Anmuth believes about 54% of new subscribers will opt for the $6.99 ad-supported tier this year and in 2024.

Samba TV: Nearly 50% of Netflix, Disney+ Subscribers Share Account Passwords

Netflix has begun cracking down on North American subscribers sharing their account passwords with non-members. New data from Samba TV found that the practice has increased slightly, affecting about 51% of all SVOD subscriptions — based on a commissioned HarrisX survey of 2,500 U.S. respondents from March 23-27.

Samba said 49% and 48% of Netflix  and Disney+ subs, respectively, share their subscription with someone else, with most sharing their account with family members.

Of those subscribed to at least one platform, 60% share their password with someone else. This includes 79% of Gen Z and 74% of Millennials, compared to 52% of Gen X and 38% of Baby Boomers.

About 57% share with one-to-two people. Millennials are more likely to share with more people. The demo is also most likely to share with at least three people (34%, compared to 25% of all people who share subscriptions).

About 70% of respondents who share and borrow access to streaming services say that Netflix is a platform they are most likely to share with others.

With Netflix imposing a $7.99 monthly fee on subscribers sharing their account, more than 40% of survey respondents said they would be willing to pay more to share their account with someone outside of their home.

Of those who would be willing to pay to share their account, 41% would pay up to $10 per month and an additional 10% would pay up to $15, accounting for just about half of those who would be willing to pay extra.

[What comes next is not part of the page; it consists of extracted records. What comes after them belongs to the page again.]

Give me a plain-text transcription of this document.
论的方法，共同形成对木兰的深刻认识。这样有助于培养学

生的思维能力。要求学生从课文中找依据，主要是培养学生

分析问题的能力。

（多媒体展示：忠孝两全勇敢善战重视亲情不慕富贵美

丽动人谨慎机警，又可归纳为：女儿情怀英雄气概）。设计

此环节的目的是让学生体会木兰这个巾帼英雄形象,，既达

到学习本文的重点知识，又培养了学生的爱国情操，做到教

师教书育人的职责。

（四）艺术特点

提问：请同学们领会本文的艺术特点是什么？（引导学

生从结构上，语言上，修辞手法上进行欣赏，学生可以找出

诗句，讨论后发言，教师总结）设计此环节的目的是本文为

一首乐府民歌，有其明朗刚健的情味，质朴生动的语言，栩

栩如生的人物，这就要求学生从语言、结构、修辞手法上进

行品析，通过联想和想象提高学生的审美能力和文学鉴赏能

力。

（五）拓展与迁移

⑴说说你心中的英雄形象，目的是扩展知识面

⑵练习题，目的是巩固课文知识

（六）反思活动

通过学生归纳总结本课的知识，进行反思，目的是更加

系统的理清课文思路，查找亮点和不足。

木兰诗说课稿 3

Males and Millennials are most likely to be willing to pay more.

On the flipside, password crackdown may spur cancellations of the service, particularly among younger demographics like Gen Z, according to Samba.

About 37% of current Netflix subscribers would cancel their account if they could no longer share their password with people outside their home. The percentage goes up as the user age goes down. About 52% of Gen Z and 51% of Millennials would cancel their account, but only around a quarter of Gen X and Baby Boomers would do so.

Additionally, of those who currently use someone else’s Netflix account, 64% would subscribe to Netflix if they could no longer use someone else’s password (39% to an ad-supported tier and 25% to an ad-free tier). 76% of Millennials and 75% of males would subscribe, compared to only 55% of females.

“The crackdown on password sharing has the potential to hasten the growth of Netflix’s ad-supported tier as sharers are gently forced to migrate to their own accounts,” Samba TV CEO Ashwin Navin said in a statement.

The reports found that among non-subs using someone else’s Netflix account, almost 40% would transition toward the cheaper monthly subscription with ads, while only a quarter may sign up for their own ad-free experience.

“There’s also an opportunity for Netflix to charge for these additional users. Implementing this new fee could quickly grow Netflix’s subscriber revenue,” Navin said.